Build flow on the shop floor

CTHS Laser's published build sequence for laser welding machines reads identically for cutting machines: cabinet production, then incoming inspection of the laser head, incoming test of the laser source, wiring and assembly of the optical head, cleaning head, control system and chiller, then beam calibration and spot-mode debugging after final installation [S4]. GWEIKE's documented supply chain — sheet-metal fabrication capacity, scientific assembly lines and a service network covering 180+ countries — is the scaled-up version of that sequence, with the assembly line laid out as moving-line stations rather than fixed benches [S2].

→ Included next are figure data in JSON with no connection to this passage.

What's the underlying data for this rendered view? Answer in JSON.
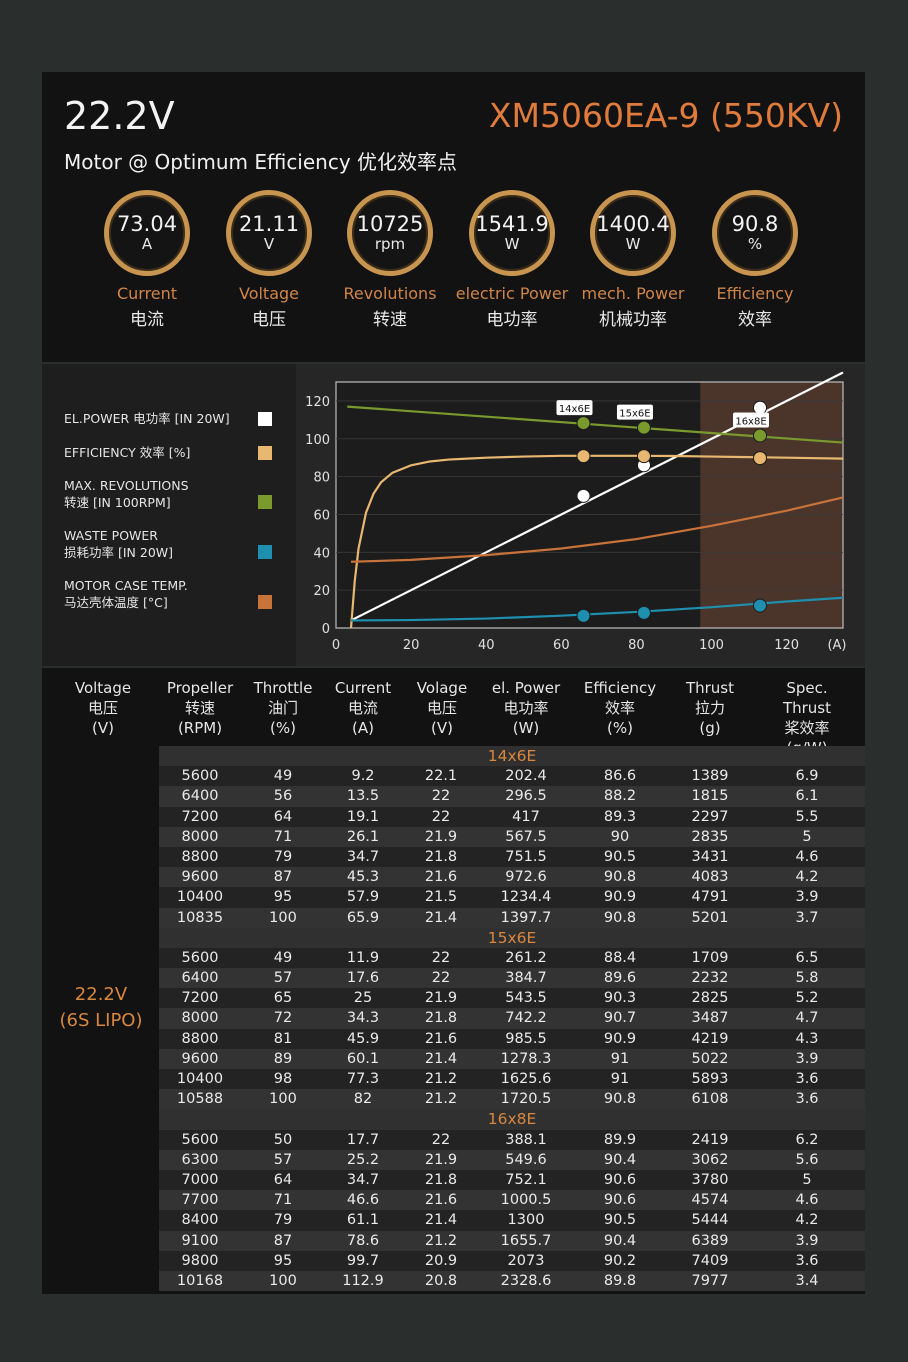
{
  "header": {
    "voltage": "22.2V",
    "model": "XM5060EA-9 (550KV)",
    "subtitle": "Motor @ Optimum Efficiency  优化效率点"
  },
  "gauges": [
    {
      "value": "73.04",
      "unit": "A",
      "label_en": "Current",
      "label_cn": "电流"
    },
    {
      "value": "21.11",
      "unit": "V",
      "label_en": "Voltage",
      "label_cn": "电压"
    },
    {
      "value": "10725",
      "unit": "rpm",
      "label_en": "Revolutions",
      "label_cn": "转速"
    },
    {
      "value": "1541.9",
      "unit": "W",
      "label_en": "electric Power",
      "label_cn": "电功率"
    },
    {
      "value": "1400.4",
      "unit": "W",
      "label_en": "mech. Power",
      "label_cn": "机械功率"
    },
    {
      "value": "90.8",
      "unit": "%",
      "label_en": "Efficiency",
      "label_cn": "效率"
    }
  ],
  "legend": [
    {
      "line1": "EL.POWER 电功率 [IN 20W]",
      "line2": "",
      "color": "#ffffff"
    },
    {
      "line1": "EFFICIENCY 效率 [%]",
      "line2": "",
      "color": "#e8b870"
    },
    {
      "line1": "MAX. REVOLUTIONS",
      "line2": "转速 [IN 100RPM]",
      "color": "#7a9a2e"
    },
    {
      "line1": "WASTE POWER",
      "line2": "损耗功率 [IN 20W]",
      "color": "#1e8fae"
    },
    {
      "line1": "MOTOR CASE TEMP.",
      "line2": "马达壳体温度 [°C]",
      "color": "#c8733a"
    }
  ],
  "chart_data": {
    "type": "line",
    "xlabel": "(A)",
    "xlim": [
      0,
      135
    ],
    "ylim": [
      0,
      130
    ],
    "xticks": [
      "0",
      "20",
      "40",
      "60",
      "80",
      "100",
      "120"
    ],
    "xtick_values": [
      0,
      20,
      40,
      60,
      80,
      100,
      120
    ],
    "yticks": [
      "0",
      "20",
      "40",
      "60",
      "80",
      "100",
      "120"
    ],
    "ytick_values": [
      0,
      20,
      40,
      60,
      80,
      100,
      120
    ],
    "shaded_region": [
      97,
      135
    ],
    "series": [
      {
        "color": "#ffffff",
        "x": [
          4,
          135
        ],
        "y": [
          4,
          135
        ]
      },
      {
        "color": "#e8b870",
        "x": [
          4,
          5,
          6,
          8,
          10,
          12,
          15,
          20,
          25,
          30,
          35,
          40,
          50,
          60,
          70,
          80,
          90,
          100,
          110,
          120,
          135
        ],
        "y": [
          0,
          25,
          42,
          61,
          71,
          77,
          82,
          86,
          88,
          89,
          89.5,
          90,
          90.6,
          91,
          91,
          91,
          90.9,
          90.6,
          90.3,
          90,
          89.5
        ]
      },
      {
        "color": "#7a9a2e",
        "x": [
          3,
          135
        ],
        "y": [
          117,
          98
        ]
      },
      {
        "color": "#1e8fae",
        "x": [
          4,
          20,
          40,
          60,
          80,
          100,
          120,
          135
        ],
        "y": [
          4,
          4.2,
          5,
          6.5,
          8.5,
          11,
          14,
          16
        ]
      },
      {
        "color": "#c8733a",
        "x": [
          4,
          20,
          40,
          60,
          80,
          100,
          120,
          135
        ],
        "y": [
          35,
          36,
          38.5,
          42,
          47,
          54,
          62,
          69
        ]
      }
    ],
    "markers": [
      {
        "label": "14x6E",
        "points": [
          {
            "x": 65.9,
            "y": 69.8,
            "color": "#ffffff"
          },
          {
            "x": 65.9,
            "y": 90.8,
            "color": "#e8b870"
          },
          {
            "x": 65.9,
            "y": 108.3,
            "color": "#7a9a2e"
          },
          {
            "x": 65.9,
            "y": 6.4,
            "color": "#1e8fae"
          }
        ]
      },
      {
        "label": "15x6E",
        "points": [
          {
            "x": 82,
            "y": 86,
            "color": "#ffffff"
          },
          {
            "x": 82,
            "y": 90.8,
            "color": "#e8b870"
          },
          {
            "x": 82,
            "y": 105.9,
            "color": "#7a9a2e"
          },
          {
            "x": 82,
            "y": 8,
            "color": "#1e8fae"
          }
        ]
      },
      {
        "label": "16x8E",
        "points": [
          {
            "x": 112.9,
            "y": 116.4,
            "color": "#ffffff"
          },
          {
            "x": 112.9,
            "y": 89.8,
            "color": "#e8b870"
          },
          {
            "x": 112.9,
            "y": 101.7,
            "color": "#7a9a2e"
          },
          {
            "x": 112.9,
            "y": 11.8,
            "color": "#1e8fae"
          }
        ]
      }
    ]
  },
  "table": {
    "headers": [
      {
        "l1": "Voltage",
        "l2": "电压",
        "l3": "(V)"
      },
      {
        "l1": "Propeller",
        "l2": "转速",
        "l3": "(RPM)"
      },
      {
        "l1": "Throttle",
        "l2": "油门",
        "l3": "(%)"
      },
      {
        "l1": "Current",
        "l2": "电流",
        "l3": "(A)"
      },
      {
        "l1": "Volage",
        "l2": "电压",
        "l3": "(V)"
      },
      {
        "l1": "el. Power",
        "l2": "电功率",
        "l3": "(W)"
      },
      {
        "l1": "Efficiency",
        "l2": "效率",
        "l3": "(%)"
      },
      {
        "l1": "Thrust",
        "l2": "拉力",
        "l3": "(g)"
      },
      {
        "l1": "Spec. Thrust",
        "l2": "桨效率",
        "l3": "(g/W)"
      }
    ],
    "voltage_label_1": "22.2V",
    "voltage_label_2": "(6S LIPO)",
    "groups": [
      {
        "name": "14x6E",
        "rows": [
          [
            "5600",
            "49",
            "9.2",
            "22.1",
            "202.4",
            "86.6",
            "1389",
            "6.9"
          ],
          [
            "6400",
            "56",
            "13.5",
            "22",
            "296.5",
            "88.2",
            "1815",
            "6.1"
          ],
          [
            "7200",
            "64",
            "19.1",
            "22",
            "417",
            "89.3",
            "2297",
            "5.5"
          ],
          [
            "8000",
            "71",
            "26.1",
            "21.9",
            "567.5",
            "90",
            "2835",
            "5"
          ],
          [
            "8800",
            "79",
            "34.7",
            "21.8",
            "751.5",
            "90.5",
            "3431",
            "4.6"
          ],
          [
            "9600",
            "87",
            "45.3",
            "21.6",
            "972.6",
            "90.8",
            "4083",
            "4.2"
          ],
          [
            "10400",
            "95",
            "57.9",
            "21.5",
            "1234.4",
            "90.9",
            "4791",
            "3.9"
          ],
          [
            "10835",
            "100",
            "65.9",
            "21.4",
            "1397.7",
            "90.8",
            "5201",
            "3.7"
          ]
        ]
      },
      {
        "name": "15x6E",
        "rows": [
          [
            "5600",
            "49",
            "11.9",
            "22",
            "261.2",
            "88.4",
            "1709",
            "6.5"
          ],
          [
            "6400",
            "57",
            "17.6",
            "22",
            "384.7",
            "89.6",
            "2232",
            "5.8"
          ],
          [
            "7200",
            "65",
            "25",
            "21.9",
            "543.5",
            "90.3",
            "2825",
            "5.2"
          ],
          [
            "8000",
            "72",
            "34.3",
            "21.8",
            "742.2",
            "90.7",
            "3487",
            "4.7"
          ],
          [
            "8800",
            "81",
            "45.9",
            "21.6",
            "985.5",
            "90.9",
            "4219",
            "4.3"
          ],
          [
            "9600",
            "89",
            "60.1",
            "21.4",
            "1278.3",
            "91",
            "5022",
            "3.9"
          ],
          [
            "10400",
            "98",
            "77.3",
            "21.2",
            "1625.6",
            "91",
            "5893",
            "3.6"
          ],
          [
            "10588",
            "100",
            "82",
            "21.2",
            "1720.5",
            "90.8",
            "6108",
            "3.6"
          ]
        ]
      },
      {
        "name": "16x8E",
        "rows": [
          [
            "5600",
            "50",
            "17.7",
            "22",
            "388.1",
            "89.9",
            "2419",
            "6.2"
          ],
          [
            "6300",
            "57",
            "25.2",
            "21.9",
            "549.6",
            "90.4",
            "3062",
            "5.6"
          ],
          [
            "7000",
            "64",
            "34.7",
            "21.8",
            "752.1",
            "90.6",
            "3780",
            "5"
          ],
          [
            "7700",
            "71",
            "46.6",
            "21.6",
            "1000.5",
            "90.6",
            "4574",
            "4.6"
          ],
          [
            "8400",
            "79",
            "61.1",
            "21.4",
            "1300",
            "90.5",
            "5444",
            "4.2"
          ],
          [
            "9100",
            "87",
            "78.6",
            "21.2",
            "1655.7",
            "90.4",
            "6389",
            "3.9"
          ],
          [
            "9800",
            "95",
            "99.7",
            "20.9",
            "2073",
            "90.2",
            "7409",
            "3.6"
          ],
          [
            "10168",
            "100",
            "112.9",
            "20.8",
            "2328.6",
            "89.8",
            "7977",
            "3.4"
          ]
        ]
      }
    ]
  }
}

For shops cross-shopping different cells, V-process line covers a competing non-laser forming technology that is often benchmarked against laser cutting on thick plate, and the laser level entry covers the alignment tooling that shows up at the beam-calibration station of every fibre-laser assembly line [S1][S4].
Selection map: which source for which job
The decision matrix on the shop floor is short. CO2 wins on cost-per-watt and on thick ferrous plate, fibre wins on non-ferrous absorption, fibre delivery and integration into robotic or 3D cells, and CO2 still owns the non-metal cutting of acrylic, wood, fabric and leather where its 10.7 µm wavelength is preferentially absorbed [S1][S2]. GWEIKE's catalogue splits its product centre explicitly along that line — GH fibre machines for sheet metal and tube, separate CO2 machines for non-metal work [S2] — which is a clean specifier's rule: choose by the dominant material, not by the wattage.
For a working price reference across the whole laser family, the fiber laser welder price map covers the same wattage brackets and the same 2026 sourcing reality that cutting-machine buyers face. Adjacent selection guides worth scanning before signing a PO are the aluminum extrusion profile selection guide for shops cutting 6061/6063 profiles, and the ball screw manufacturing process reference for anyone auditing the motion subsystem inside the gantry.
The next verifiable node to watch is the rollout of 30 kW+ fibre cutting machines on thick stainless and structural steel, where assist-gas economics — not raw laser power — are now the throughput bottleneck; the second signal is the migration of five-axis bevel heads from welding prep into standard cutting-machine catalogues, which GWEIKE has already productised in 2024 [S2].